The hallmark symptom is a headache that gets dramatically worse when you stand up and improves when you lie down. These positional headaches often worsen with straining, coughing, or bearing down. The condition is a cause of spontaneous intracranial hypotension, meaning low spinal fluid pressure without an obvious injury.
Diagnosing CSF-venous fistulas is challenging. Standard spine MRI does not detect them. The most useful test is CT myelography, where contrast dye is injected into the spinal fluid and a CT scan looks for dye leaking into a paraspinal vein. A measurement above 70 Hounsfield units in a paraspinal vein after the injection is specific for the diagnosis. Even with this technique, the detection rate is about 50% in patients who don’t have visible fluid collections on MRI, so repeat testing or alternative imaging approaches are sometimes needed.
Surgical ligation, where the leaking vein is tied off, resolves symptoms completely in about 70% of patients. Another 21% experience partial improvement, while roughly 10% see no change.
When a Fistula Affects the Heart
Any arteriovenous fistula, whether surgical or spontaneous, diverts blood away from the capillary bed and increases the volume of blood returning to the heart. In small fistulas this is insignificant. But large fistulas, or even dialysis fistulas that have been in place for years, can force the heart to work harder to maintain normal blood flow to the rest of the body.
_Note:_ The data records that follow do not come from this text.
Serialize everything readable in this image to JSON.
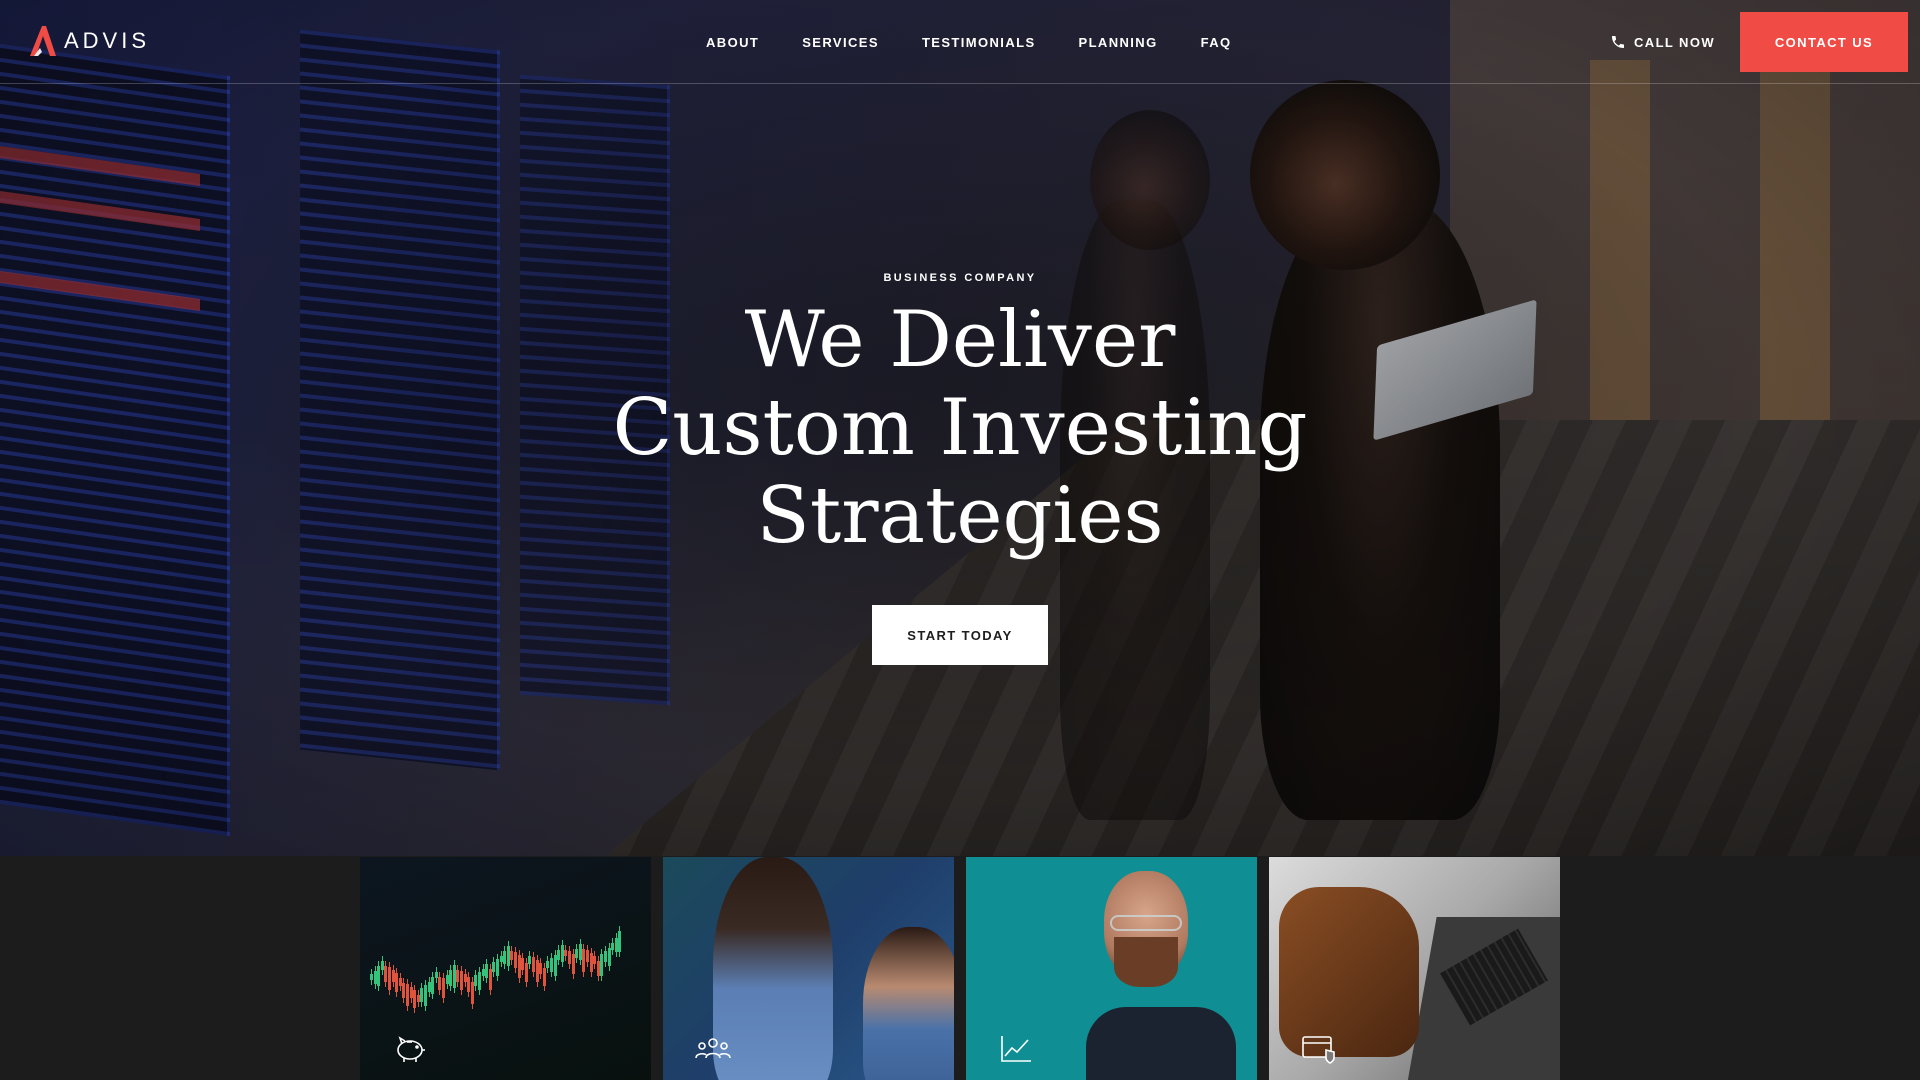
{
  "brand": {
    "name": "ADVIS",
    "accent_color": "#f04c45"
  },
  "nav": {
    "items": [
      {
        "label": "ABOUT"
      },
      {
        "label": "SERVICES"
      },
      {
        "label": "TESTIMONIALS"
      },
      {
        "label": "PLANNING"
      },
      {
        "label": "FAQ"
      }
    ]
  },
  "header_actions": {
    "call_label": "CALL NOW",
    "call_icon": "phone-icon",
    "contact_label": "CONTACT US"
  },
  "hero": {
    "eyebrow": "BUSINESS COMPANY",
    "headline_lines": [
      "We Deliver",
      "Custom Investing",
      "Strategies"
    ],
    "cta_label": "START TODAY"
  },
  "cards": [
    {
      "icon": "piggy-bank-icon",
      "image": "stock-chart-photo"
    },
    {
      "icon": "team-icon",
      "image": "two-women-photo"
    },
    {
      "icon": "line-chart-icon",
      "image": "man-portrait-photo"
    },
    {
      "icon": "card-shield-icon",
      "image": "office-chair-desk-photo"
    }
  ]
}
The cardiac output must increase by at least the amount of blood flowing through the fistula, typically 1 to 2 liters per minute for a dialysis fistula. Over time, the heart chambers enlarge and the heart muscle thickens to handle the extra workload. If the fistula flow exceeds 2.0 liters per minute, or if fistula flow accounts for more than 30% of total cardiac output, the risk of high-output heart failure rises significantly. Risk factors include having a fistula in the upper arm (which tends to carry higher flow than wrist fistulas), male sex, and a history of multiple vascular access surgeries. Symptoms resemble typical heart failure: shortness of breath, leg swelling, and fatigue.
How Fistulas Are Treated
Treatment depends on the type and location. Dialysis fistulas that are functioning well don’t need treatment; they’re doing exactly what they were designed to do. If a dialysis fistula develops excessive flow threatening the heart, surgeons can narrow the connection through a procedure called banding, or close it entirely if a kidney transplant has made dialysis unnecessary.
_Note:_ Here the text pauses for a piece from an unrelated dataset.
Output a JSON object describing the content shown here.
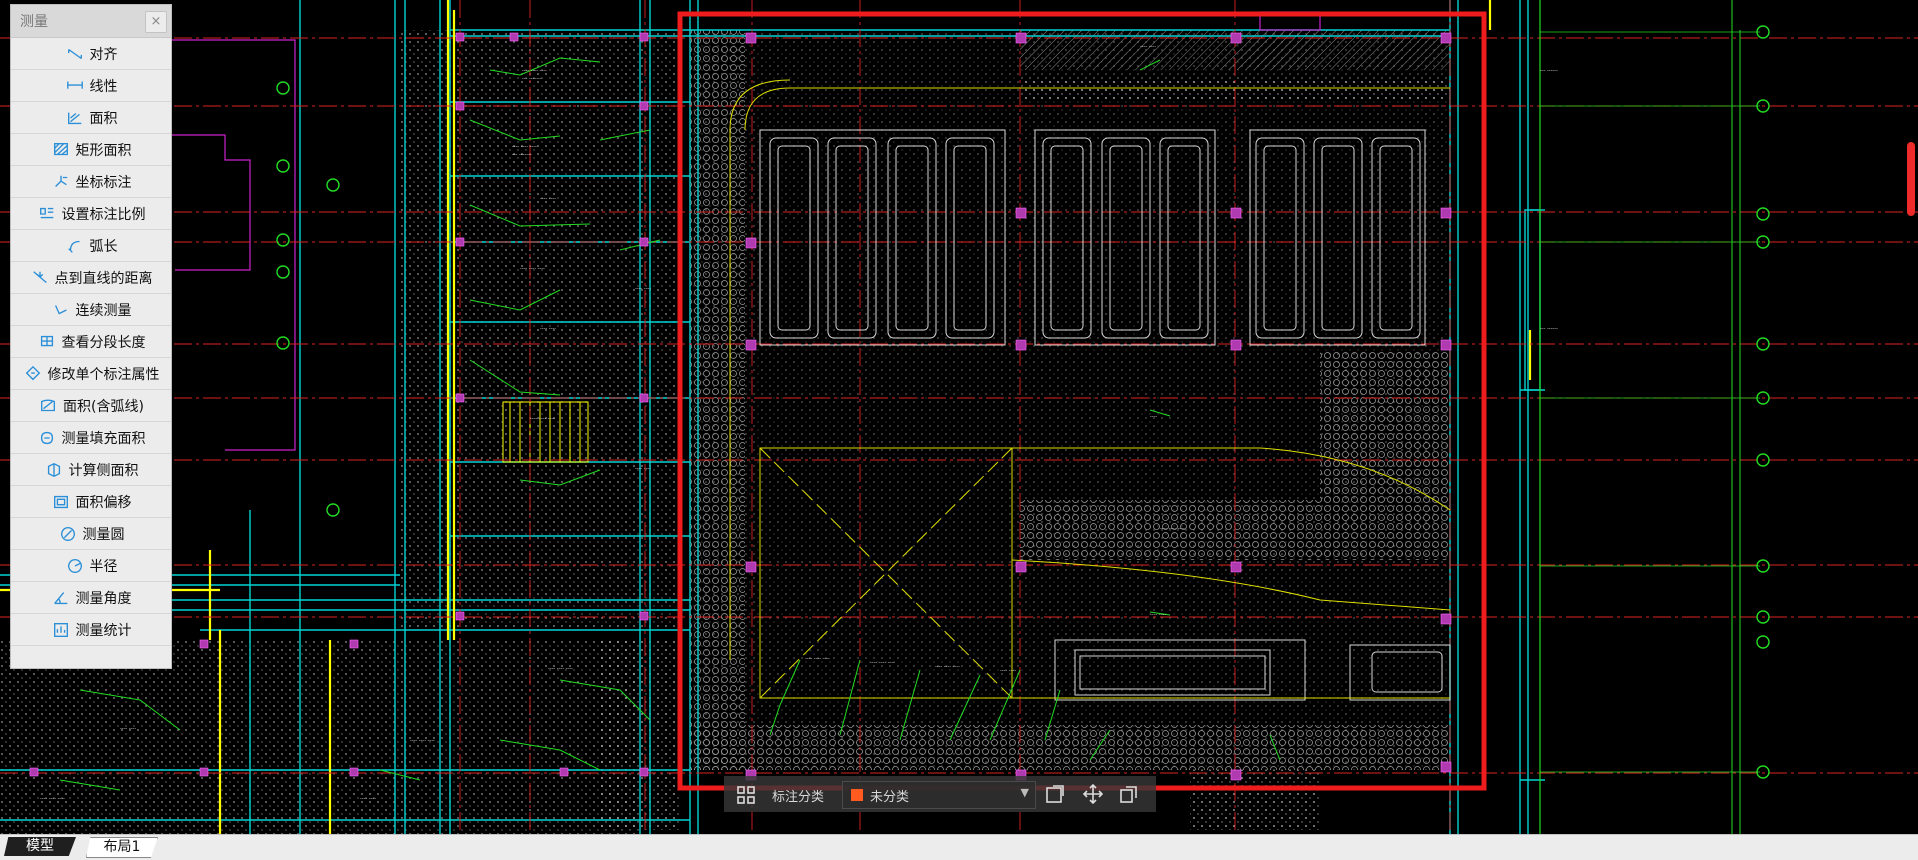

Dural arteriovenous fistulas are often treated from inside the blood vessels using a catheter threaded through the groin up to the brain. Through this catheter, doctors inject liquid materials that solidify and block the abnormal connection. These materials fall into two main types: fast-setting glues that harden on contact with blood, and slower-flowing polymer agents that solidify more like cooling lava, giving the doctor more control over placement. Metal coils are sometimes used alongside these liquids to help block larger venous channels. Open surgery is an alternative when catheter-based treatment isn’t feasible.
CSF-venous fistulas are treated surgically by exposing the leaking vein along the spine and tying it shut. Because these fistulas are small and can be difficult to pinpoint, precise preoperative imaging is critical to guide the surgeon to the right level of the spine.